Der "Arierparagraph"

Nur sieben Tage nach dem "Judenboykott" machten die Nationalsozialisten den nächsten Schritt zur Ausgrenzung der Juden. Das "Gesetz zur Wiederherstellung des Berufsbeamtentums" vom 7. April 1933 enthielt einen folgenschweren antijüdischen Paragraphen. "Beamte, die nicht arischer Abstammung sind, sind in den Ruhestand zu versetzen", lautete der diskriminierende Abschnitt. Die Nationalsozialisten zogen mit diesem Gesetz eine deutliche Linie zwischen den "arischen" Deutschen und den angeblich "minderwertigen Juden". Wer einen jüdischen Eltern- oder Großelternteil in seiner Abstammung hatte, war dem Gesetz zufolge "nichtarisch".
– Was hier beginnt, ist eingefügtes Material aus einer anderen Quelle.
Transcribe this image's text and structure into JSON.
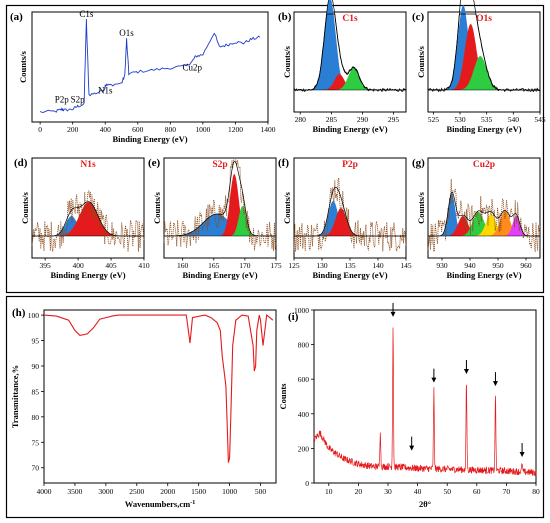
{
  "chart_data": [
    {
      "id": "a",
      "type": "line",
      "panel_label": "(a)",
      "xlabel": "Binding Energy (eV)",
      "ylabel": "Counts/s",
      "xlim": [
        -50,
        1400
      ],
      "xticks": [
        0,
        200,
        400,
        600,
        800,
        1000,
        1200,
        1400
      ],
      "color": "#1f3cc8",
      "annotations": [
        {
          "text": "C1s",
          "x": 284,
          "y": 0.98
        },
        {
          "text": "O1s",
          "x": 531,
          "y": 0.78
        },
        {
          "text": "N1s",
          "x": 400,
          "y": 0.18
        },
        {
          "text": "Cu2p",
          "x": 935,
          "y": 0.42
        },
        {
          "text": "P2p",
          "x": 133,
          "y": 0.04
        },
        {
          "text": "S2p",
          "x": 230,
          "y": 0.04
        }
      ],
      "series": [
        {
          "x": [
            0,
            100,
            133,
            150,
            200,
            230,
            270,
            284,
            300,
            350,
            395,
            400,
            420,
            500,
            520,
            531,
            545,
            600,
            700,
            800,
            900,
            935,
            955,
            1000,
            1070,
            1100,
            1150,
            1200,
            1250,
            1300,
            1350
          ],
          "y": [
            0.02,
            0.03,
            0.05,
            0.04,
            0.05,
            0.08,
            0.1,
            0.98,
            0.2,
            0.22,
            0.26,
            0.3,
            0.3,
            0.32,
            0.4,
            0.78,
            0.42,
            0.44,
            0.46,
            0.48,
            0.5,
            0.55,
            0.6,
            0.62,
            0.85,
            0.7,
            0.72,
            0.75,
            0.74,
            0.78,
            0.8
          ]
        }
      ]
    },
    {
      "id": "b",
      "type": "area",
      "panel_label": "(b)",
      "title": "C1s",
      "xlabel": "Binding Energy (eV)",
      "ylabel": "Counts/s",
      "xlim": [
        279,
        297
      ],
      "xticks": [
        280,
        285,
        290,
        295
      ],
      "peaks": [
        {
          "center": 284.8,
          "height": 0.92,
          "width": 0.9,
          "color": "#2a7fd4"
        },
        {
          "center": 286.3,
          "height": 0.16,
          "width": 0.8,
          "color": "#e41a1c"
        },
        {
          "center": 288.6,
          "height": 0.22,
          "width": 0.9,
          "color": "#2ecc40"
        }
      ]
    },
    {
      "id": "c",
      "type": "area",
      "panel_label": "(c)",
      "title": "O1s",
      "xlabel": "Binding Energy (eV)",
      "ylabel": "Counts/s",
      "xlim": [
        524,
        545
      ],
      "xticks": [
        525,
        530,
        535,
        540,
        545
      ],
      "peaks": [
        {
          "center": 530.6,
          "height": 0.85,
          "width": 1.0,
          "color": "#2a7fd4"
        },
        {
          "center": 532.0,
          "height": 0.66,
          "width": 1.1,
          "color": "#e41a1c"
        },
        {
          "center": 533.8,
          "height": 0.34,
          "width": 1.2,
          "color": "#2ecc40"
        }
      ]
    },
    {
      "id": "d",
      "type": "area",
      "panel_label": "(d)",
      "title": "N1s",
      "xlabel": "Binding Energy (eV)",
      "ylabel": "Counts/s",
      "xlim": [
        393,
        410
      ],
      "xticks": [
        395,
        400,
        405,
        410
      ],
      "peaks": [
        {
          "center": 399.0,
          "height": 0.2,
          "width": 0.9,
          "color": "#2a7fd4"
        },
        {
          "center": 401.6,
          "height": 0.34,
          "width": 1.4,
          "color": "#e41a1c"
        }
      ]
    },
    {
      "id": "e",
      "type": "area",
      "panel_label": "(e)",
      "title": "S2p",
      "xlabel": "Binding Energy (eV)",
      "ylabel": "Counts/s",
      "xlim": [
        157,
        175
      ],
      "xticks": [
        160,
        165,
        170,
        175
      ],
      "peaks": [
        {
          "center": 165.5,
          "height": 0.22,
          "width": 2.2,
          "color": "#2a7fd4"
        },
        {
          "center": 168.3,
          "height": 0.62,
          "width": 0.7,
          "color": "#e41a1c"
        },
        {
          "center": 169.6,
          "height": 0.3,
          "width": 0.6,
          "color": "#2ecc40"
        }
      ]
    },
    {
      "id": "f",
      "type": "area",
      "panel_label": "(f)",
      "title": "P2p",
      "xlabel": "Binding Energy (eV)",
      "ylabel": "Counts/s",
      "xlim": [
        125,
        145
      ],
      "xticks": [
        125,
        130,
        135,
        140,
        145
      ],
      "peaks": [
        {
          "center": 132.0,
          "height": 0.35,
          "width": 0.9,
          "color": "#2a7fd4"
        },
        {
          "center": 133.4,
          "height": 0.28,
          "width": 1.0,
          "color": "#e41a1c"
        }
      ]
    },
    {
      "id": "g",
      "type": "area",
      "panel_label": "(g)",
      "title": "Cu2p",
      "xlabel": "Binding Energy (eV)",
      "ylabel": "Counts/s",
      "xlim": [
        925,
        965
      ],
      "xticks": [
        930,
        940,
        950,
        960
      ],
      "peaks": [
        {
          "center": 933.5,
          "height": 0.42,
          "width": 1.3,
          "color": "#2a7fd4"
        },
        {
          "center": 937.5,
          "height": 0.2,
          "width": 1.8,
          "color": "#e41a1c"
        },
        {
          "center": 943.0,
          "height": 0.24,
          "width": 2.0,
          "color": "#2ecc40"
        },
        {
          "center": 947.5,
          "height": 0.22,
          "width": 1.8,
          "color": "#ffd700"
        },
        {
          "center": 952.5,
          "height": 0.25,
          "width": 1.8,
          "color": "#ff8c1a"
        },
        {
          "center": 956.5,
          "height": 0.2,
          "width": 1.3,
          "color": "#e040fb"
        }
      ]
    },
    {
      "id": "h",
      "type": "line",
      "panel_label": "(h)",
      "xlabel": "Wavenumbers,cm",
      "xlabel_sup": "-1",
      "ylabel": "Transmittance,%",
      "xlim": [
        4000,
        250
      ],
      "xticks": [
        4000,
        3500,
        3000,
        2500,
        2000,
        1500,
        1000,
        500
      ],
      "ylim": [
        67,
        101
      ],
      "yticks": [
        70,
        75,
        80,
        85,
        90,
        95,
        100
      ],
      "color": "#e41a1c",
      "series": [
        {
          "x": [
            4000,
            3800,
            3600,
            3500,
            3420,
            3300,
            3200,
            3100,
            3000,
            2900,
            2800,
            2500,
            2000,
            1700,
            1640,
            1600,
            1400,
            1300,
            1200,
            1150,
            1120,
            1080,
            1060,
            1040,
            1020,
            1000,
            980,
            950,
            900,
            800,
            700,
            620,
            600,
            580,
            560,
            520,
            500,
            460,
            420,
            400,
            350,
            300
          ],
          "y": [
            100,
            99.8,
            99,
            97,
            96,
            96.3,
            97.5,
            99.2,
            99.5,
            99.8,
            100,
            100,
            100,
            100,
            94.5,
            99.5,
            100,
            99.5,
            98.5,
            97,
            92,
            88,
            86,
            79,
            71,
            72,
            80,
            94,
            99,
            100,
            99.8,
            94,
            89,
            90,
            97,
            100,
            99,
            94,
            98,
            100,
            99.5,
            99
          ]
        }
      ]
    },
    {
      "id": "i",
      "type": "line",
      "panel_label": "(i)",
      "xlabel": "2θ°",
      "ylabel": "Counts",
      "xlim": [
        5,
        80
      ],
      "xticks": [
        10,
        20,
        30,
        40,
        50,
        60,
        70,
        80
      ],
      "ylim": [
        0,
        1000
      ],
      "yticks": [
        0,
        200,
        400,
        600,
        800,
        1000
      ],
      "color": "#e41a1c",
      "baseline": [
        [
          5,
          250
        ],
        [
          7,
          290
        ],
        [
          10,
          200
        ],
        [
          15,
          140
        ],
        [
          20,
          110
        ],
        [
          25,
          95
        ],
        [
          30,
          95
        ],
        [
          35,
          90
        ],
        [
          40,
          85
        ],
        [
          50,
          80
        ],
        [
          60,
          75
        ],
        [
          70,
          70
        ],
        [
          80,
          60
        ]
      ],
      "sharp_peaks": [
        {
          "x": 27.4,
          "y": 310
        },
        {
          "x": 31.7,
          "y": 920
        },
        {
          "x": 45.5,
          "y": 540
        },
        {
          "x": 56.5,
          "y": 590
        },
        {
          "x": 66.3,
          "y": 520
        },
        {
          "x": 75.3,
          "y": 110
        }
      ],
      "arrows": [
        31.7,
        38.0,
        45.5,
        56.5,
        66.3,
        75.3
      ]
    }
  ]
}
Damit hatten die Nationalsozialisten das erste rassistische Gesetz ihrer Herrschaftszeit auf den Weg gebracht. Der "Arierparagraph" wurde schnell auf immer mehr Berufsgruppen ausgeweitet, bald drängte das Regime mit Hilfe des Gesetzes die Juden aus den Amtsstuben, Schulen, Universitäten und anderen öffentlichen Stellen.

Für die Juden, die sich in ihrer übergroßen Mehrheit als Deutsche verstanden, zog sich die Schlinge der Verfolgung immer weiter zu. Die meisten "arischen" Deutschen verhielten sich dagegen so, wie sie auch auf den "Judenboykott" reagiert hatten: gleichgültig.